Alicloud Backup Hbr
PassAudited by ClawScan on May 10, 2026.
Overview
This appears to be a legitimate Alibaba Cloud Backup helper, but it can use Alibaba Cloud credentials to make backup configuration changes, so mutations should be reviewed carefully.
Before using this skill, configure least-privilege Alibaba Cloud credentials for only the needed HBR operations, confirm region and resource IDs before any change, and review local output files because they may contain cloud resource details.
Findings (3)
Artifact-based informational review of SKILL.md, metadata, install specs, static scan signals, and capability signals. ClawScan does not execute the skill or run runtime probes.
The agent may make real changes to Alibaba Cloud Backup configuration if given a mutation task.
The skill explicitly directs the agent toward mutating Alibaba Cloud HBR APIs. This matches the backup-management purpose, but mistakes could change live backup policies or resources.
Change/configure: prefer `Create*` / `Update*` / `Modify*` / `Set*` APIs for mutations.
Use only for intended HBR tasks, confirm the exact region/resource/action before mutations, and review results with describe/list APIs.
The agent can act with whatever permissions those Alibaba Cloud credentials have.
The skill may use Alibaba Cloud credentials from the environment or local shared credential file. This is expected for Alibaba Cloud management, but it delegates cloud account authority to the agent.
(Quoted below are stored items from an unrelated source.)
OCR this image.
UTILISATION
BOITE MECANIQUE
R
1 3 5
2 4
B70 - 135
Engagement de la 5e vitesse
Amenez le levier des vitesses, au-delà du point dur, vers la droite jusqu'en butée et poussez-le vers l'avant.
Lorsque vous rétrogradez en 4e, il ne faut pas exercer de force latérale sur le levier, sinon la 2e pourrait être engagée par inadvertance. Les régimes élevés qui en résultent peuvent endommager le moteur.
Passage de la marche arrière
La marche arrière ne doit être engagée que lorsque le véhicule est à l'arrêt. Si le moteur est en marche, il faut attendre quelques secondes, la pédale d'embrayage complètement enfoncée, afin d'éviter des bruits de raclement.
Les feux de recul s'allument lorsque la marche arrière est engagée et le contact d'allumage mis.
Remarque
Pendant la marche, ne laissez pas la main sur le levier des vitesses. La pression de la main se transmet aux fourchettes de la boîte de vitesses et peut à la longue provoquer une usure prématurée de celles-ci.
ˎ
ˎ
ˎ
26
Environment variables: `ALICLOUD_ACCESS_KEY_ID` / `ALICLOUD_ACCESS_KEY_SECRET` / `ALICLOUD_REGION_ID` ... Shared config file: `~/.alibabacloud/credentials`
Provide least-privilege credentials limited to the needed Cloud Backup/HBR actions and region, and avoid using broad administrator keys.
Local output files may reveal information about cloud backup resources and operations.
The skill stores local evidence and summaries that may include cloud resource identifiers or operational details. This is purpose-aligned but creates local artifacts users should protect.
Save artifacts, command outputs, and API response summaries under `output/alicloud-backup-hbr/`. Include key parameters (region/resource id/time range) in evidence files for reproducibility.
Keep the output directory private, avoid saving secrets in evidence files, and delete artifacts when no longer needed.